Bayar Utang, Lapindo Tak Bisa Pakai Pengembalian Biaya Operasi Migas

ANTARA FOTO/Umarul Faruq
Ilustrasi, lumpur Lapindo. Kontrak Blok Brantas dengan skema cost recovery berlaku selama 30 tahun mulai dari 1990 sampai 2020. Pemerintah telah memperpanjang kontrak WK Brantas dengan skema gross split selama 20 tahun ke depan.
26/6/2019, 19.24 WIB

Lapindo Brantas Inc dan PT Minarak Lapindo Jaya akan membayar utang kepada pemerintah sebesar Rp 773 miliar dengan menagih piutang sebesar Rp 1,9 triliun. Lapindo mengklaim piutang tersebut berasal dari biaya pengembalian biaya operasi (cost recovery) Blok Brantas.

Direktur Eksekutif Energy Watch Mamit Setiawan mengatakan, perhitungan utang-piutang Lapindo kurang tepat. Pasalnya, pemerintah yang memberikan dana talangan untuk mengatasi lumpur Lapindo, tapi justru cucu usaha Grup Bakrie tersebut yang menagih piutang kepada pemerintah.

"Kok mereka menagih piutang ke pemerintah? Padahal mereka masih punya utang yang harus segera dibayarkan kepada pemerintah,"ujar Mamit ke Katadata.co.id, Rabu (26/6).

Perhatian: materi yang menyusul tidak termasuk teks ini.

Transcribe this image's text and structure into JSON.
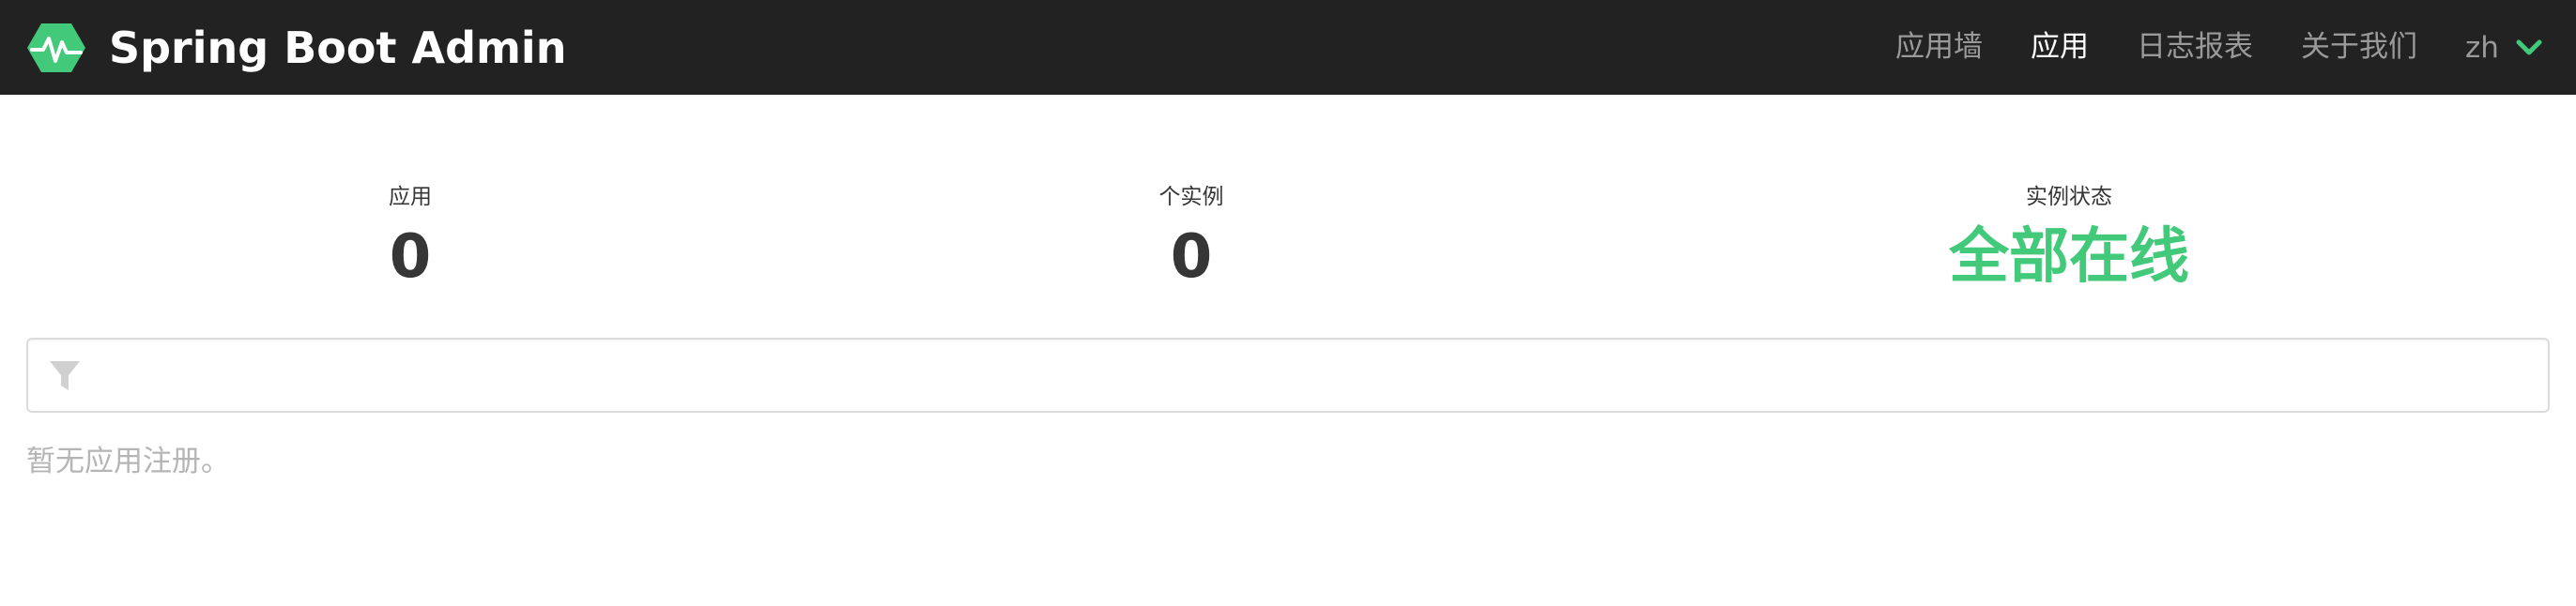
{
  "app": {
    "title": "Spring Boot Admin",
    "logo_icon": "heartbeat-hexagon-icon",
    "brand_color": "#42c97a"
  },
  "nav": {
    "items": [
      {
        "label": "应用墙",
        "active": false
      },
      {
        "label": "应用",
        "active": true
      },
      {
        "label": "日志报表",
        "active": false
      },
      {
        "label": "关于我们",
        "active": false
      }
    ],
    "language": {
      "label": "zh",
      "icon": "chevron-down-icon"
    }
  },
  "stats": {
    "applications": {
      "label": "应用",
      "value": "0"
    },
    "instances": {
      "label": "个实例",
      "value": "0"
    },
    "status": {
      "label": "实例状态",
      "value": "全部在线",
      "color": "#42c97a"
    }
  },
  "filter": {
    "icon": "filter-icon",
    "value": "",
    "placeholder": ""
  },
  "empty_message": "暂无应用注册。"
}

Ia menduga ada upaya Lapindo untuk tidak membayar utang ke Pemerintah. Ia pun mewanti-wanti agar Pemerintah dan Satuan Kerja Khusus Pelaksana Kegiatan Usaha Hulu Minyak dan Gas Bumi (SKK Migas) lebih jeli dalam melihat persoalan tersebut.

"Semua harus diaudit oleh BPK dan BPKP biar jelas. Jangan sampai kita dimanfaatkan oleh Lapindo dan negara yang dirugikan," katanya.

(Baca: Sinyal Kebangkitan Bisnis Migas Grup Bakrie )

Direktur Eksekutif Reforminer Institute Komaidi Notonegoro menjelaskan, pengembalian biaya operasi migas memang bisa ditagihkan kepada pemerintah setelah blok migas berproduksi dalam skema kontrak bagi hasil (PSC) cost recovery. Pembayarannya menggunakan hasil produksi blok tersebut. "Kalau mengacu PSC sistem tidak pas. Cost Recovery umumnya produk, bukan uang," kata Komaidi.

Satuan Kerja Khusus Pelaksana Kegiatan Usaha Hulu Minyak dan Gas Bumi (SKK Migas) juga telah membantah pernyataan Lapindo Brantas Inc dan PT Minarak Lapindo Jaya atas piutang kepada pemerintah senilai US$ 138,23 juta. Kepala Divisi Program dan Komunikasi SKK Migas Wisnu Prabawa Taher menyatakan, pengembalian biaya operasi migas tidak bisa dianggap sebagai piutang.

Wisnu juga bilang, pengembalian biaya operasi harus diaudit terlebih dahulu dan dibayarkan hanya dengan hasil produksi Blok Brantas. "Unrecovered cost tersebut masih subject to be audit, dan hanya bisa dibayarkan dari hasil operasi dengan jangka waktu sesuai kontrak WK Brantas," ujar Wisnu.

Kontrak Blok Brantas dengan skema cost recovery berlaku selama 30 tahun mulai dari 1990 sampai 2020. Pemerintah telah memperpanjang kontrak WK Brantas dengan skema gross split selama 20 tahun ke depan.